Silas pushed the call button, then steadied Ginny, undid her hood, and helped her out of the sweatshirt. When he raised her arms, she began to gag. I grabbed a bin—there were already clots of spit and bile at the bottom—and tried to get it under her mouth, but she was thrashing, gulping for air, pushing everything out of her way, yanking her shirt collar away from her throat. “I’m scared,” she kept saying. “My limbs. I can’t—” S
he heaved, but there was nothing in her. “They’re trapped. In my skin. I can’t push out. I’m so scared—”
A nurse strode in, elbowed me and Silas aside with unflappable nursely efficiency, checked Ginny’s tubes and connectors, and took her vitals. Though she did it all quickly, nothing felt urgent enough. I wanted her to call in reinforcements, to bark Stat!, rip things off, jab things in. But she just went through her maneuvers like she was completing the Stations of the Cross—or whatever you do at the Stations of the Cross. I clutched the plastic bile bin. Ginny gripped Silas’s hand as he stroked the damp hair from her forehead. The nurse said, “You’re fine.”
We waited for more. It didn’t come. “She’s got pain in her limbs,” I said.
“Not pain,” Ginny moaned.
Silas intervened. “Her arms and legs are . . . cramped?” He looked to Ginny.
Her voice quavered: “I can’t stretch them. They’re too big for my skin—” Midsentence, she began to heave. My own gag reflex kicked in and I had to look away.

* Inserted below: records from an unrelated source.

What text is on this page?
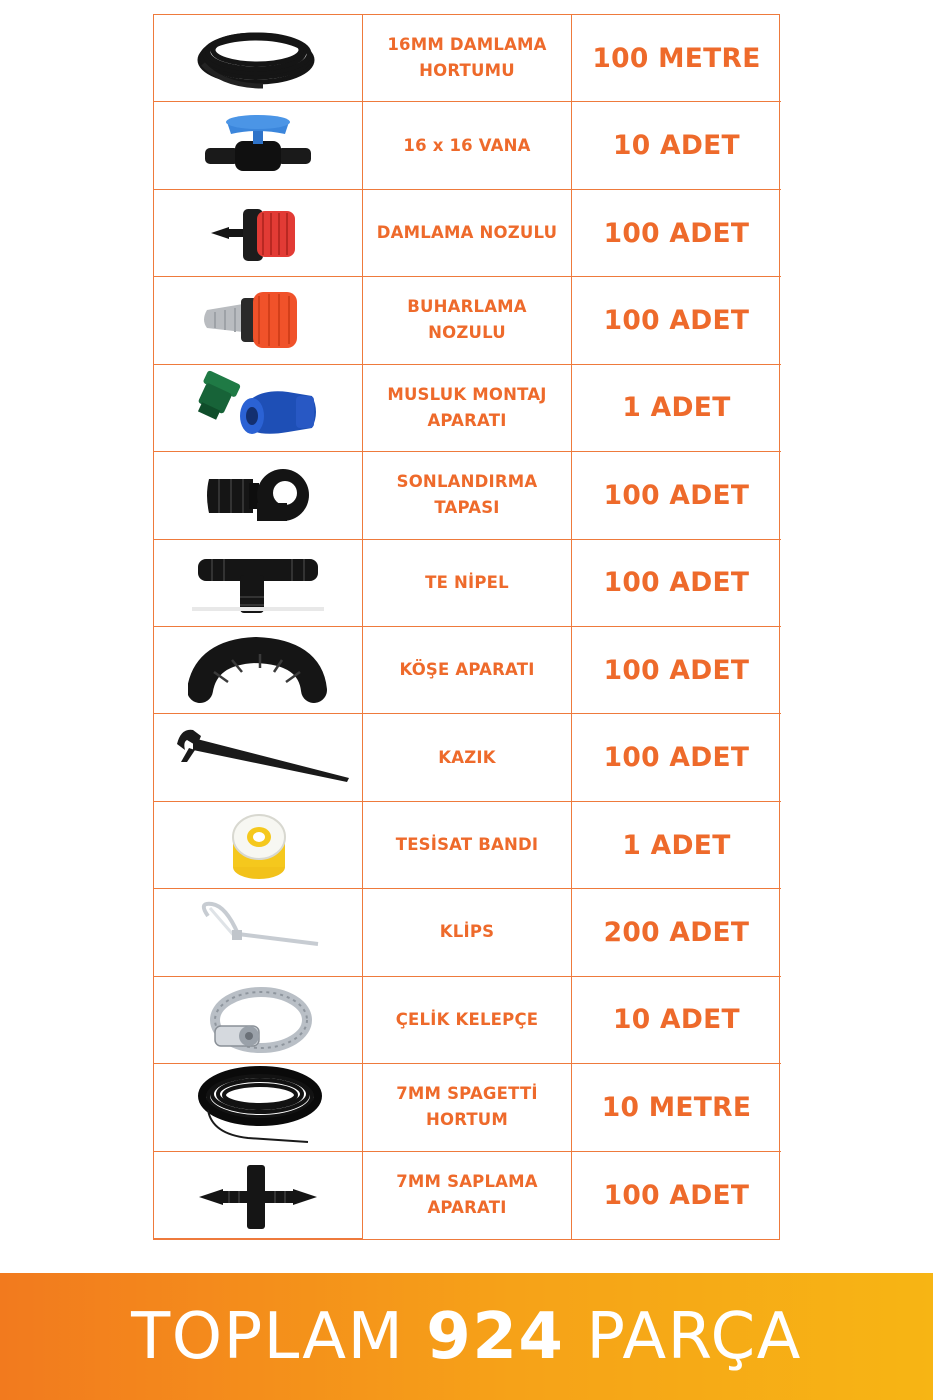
16MM DAMLAMA
HORTUMU	100 METRE
16 x 16 VANA	10 ADET
DAMLAMA NOZULU 100 ADET
BUHARLAMA
NOZULU	100 ADET
MUSLUK MONTAJ
APARATI	1 ADET
SONLANDIRMA
TAPASI	100 ADET
TE NİPEL	100 ADET
KÖŞE APARATI	100 ADET
KAZIK	100 ADET
TESİSAT BANDI	1 ADET
KLİPS	200 ADET
ÇELİK KELEPÇE	10 ADET
7MM SPAGETTİ
HORTUM	10 METRE
7MM SAPLAMA
APARATI	100 ADET
TOPLAM 924 PARÇA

The nurse nodded but didn’t seem to be listening. “Side effect of the Reglan, probably—paranoia, panic, anxiety . . . I’ll check. Be back with more water.” She turned and left.
“Probably a side effect?” I looked to Silas. “Paranoia and panic? What’s the drug she said? Regulan? Do they know anything about Ginny? About her history?”
Ginny sobbed, then heaved, which set off more of the same. “Oh, God, I can’t do this—” She convulsed. I couldn’t watch; I wanted to cover her body with my own. Silas tried to hold her, but she bucked in the lounger, then began to shudder. “The blanket,” she begged. I tucked it around her as best I could. Her teeth chattered. “I’m so cold. I was so hot—now I’m—”
“This is insane,” I said. “They have to do something.” I ran to reception. Two nurses stood chatting, one absently flexing a stethoscope’s pincers like a stress-relieving device; the other dangled Ginny’s water pitcher in her hand. “My daughter”—I gestured, frantic—“is having a bad reaction to meds. Is there a doctor around? Who’s prescribing the—what is it? Rogaine?”